The survey did not clearly differentiate between different “denominations” and different “religions”? Buddhists don’t believe in Nirvana and Hindus don’t believe in reincarnation? “Atheists” that believe there is a god? Someone — surveyor or respondent or both — was obviously confused about what these questions even meant.
Nonetheless, the survey cannot be completely thrown out or disregarded. Are there suspiciously political overtones and biases, even in the Dallas news article? Of course. Was the survey’s interpretation of their results as garbled and confused as their questions apparently were? Undoubtedly. But it still should be a concern for every pastor in today’s American culture to see repeated indications that our congregations are not always as on-page and as knowledgeable of biblical fundamentals as we would like to believe.
It should be a wake-up call to evangelical pastors that there is a persistent disconnect between the Sunday sermon and the Monday-to-Saturday lifestyle and belief systems.
We may be speaking truth from the pulpit, but it certainly does not automatically follow that it is being embraced or understood by those in the pews.
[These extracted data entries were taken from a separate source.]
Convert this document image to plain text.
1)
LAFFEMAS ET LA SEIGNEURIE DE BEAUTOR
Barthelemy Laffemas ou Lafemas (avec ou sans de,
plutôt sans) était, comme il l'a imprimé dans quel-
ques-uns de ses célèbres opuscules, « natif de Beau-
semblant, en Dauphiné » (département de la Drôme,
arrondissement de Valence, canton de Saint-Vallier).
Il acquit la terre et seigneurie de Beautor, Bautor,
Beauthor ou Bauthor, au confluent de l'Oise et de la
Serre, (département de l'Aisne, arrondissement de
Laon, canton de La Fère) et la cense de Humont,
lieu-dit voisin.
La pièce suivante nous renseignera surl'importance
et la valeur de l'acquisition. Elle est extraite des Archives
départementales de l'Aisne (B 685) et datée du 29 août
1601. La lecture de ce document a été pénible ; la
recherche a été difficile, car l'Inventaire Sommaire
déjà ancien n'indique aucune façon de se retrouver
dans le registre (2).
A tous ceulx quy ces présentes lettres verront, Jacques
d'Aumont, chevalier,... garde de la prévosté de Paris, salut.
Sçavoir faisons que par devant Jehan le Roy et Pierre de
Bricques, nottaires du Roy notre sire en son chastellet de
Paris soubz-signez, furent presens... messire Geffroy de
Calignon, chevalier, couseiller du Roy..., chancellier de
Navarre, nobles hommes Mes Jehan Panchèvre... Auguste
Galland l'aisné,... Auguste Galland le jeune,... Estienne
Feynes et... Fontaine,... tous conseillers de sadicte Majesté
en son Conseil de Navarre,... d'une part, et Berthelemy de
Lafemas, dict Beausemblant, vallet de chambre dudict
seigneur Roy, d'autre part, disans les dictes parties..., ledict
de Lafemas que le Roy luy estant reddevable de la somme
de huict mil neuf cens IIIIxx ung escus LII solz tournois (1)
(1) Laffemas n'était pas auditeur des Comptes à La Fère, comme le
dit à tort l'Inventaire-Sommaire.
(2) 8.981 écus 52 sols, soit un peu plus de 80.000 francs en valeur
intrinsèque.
While 8 out of 10 of the persons surveyed said they believed in “absolute standards of right and wrong,” only one third apparently turn to their religion and its teachings to set their standards.
We didn’t necessarily need a survey to show us this, since it has become increasingly evident in America that many so-called evangelical Christians are consistently living according to an entirely different compass than their religious profession suggests. However, it should be a wake-up call to evangelical pastors that there is a persistent disconnect between the Sunday sermon and the Monday-to-Saturday lifestyle and belief systems.
When we turn away from the Bible as our only rule of faith and practice, we are handing our hearts and lives over to the postmodern misery that is always seeking, but never finding, true truth.
We still seem to have knee-jerk responses to what Francis Schaeffer called “connotation words” — the Pew study indicates that overwhelming majorities continue to say they believe in God (92 percent), heaven (74 percent), hell (59 percent), and angels and demons active in the world (68 percent) — but what do Americans mean by those terms now? You can go into any Barnes & Nobles and find those topics dealt with both in the Christian and in the witchcraft sections.
The fact is American Christians are in great danger of losing their biblical compasses, in which case they will be floundering in the muck and mire of the current religious soup in America as much any other religionist is. When we turn away from the Bible as our only rule of faith and practice — as God’s sufficient and relevant and authoritative and inerrant equipper — we are handing our hearts and lives over to the postmodern misery that is always seeking, but never finding, true truth.
Jesus’ unmistakable claim must be clearly presented to our congregations, and to the world, in a way that is both winsome and uncompromising: “I am the way, and the truth, and the life. No one comes to the Father except through me” (John 14:6).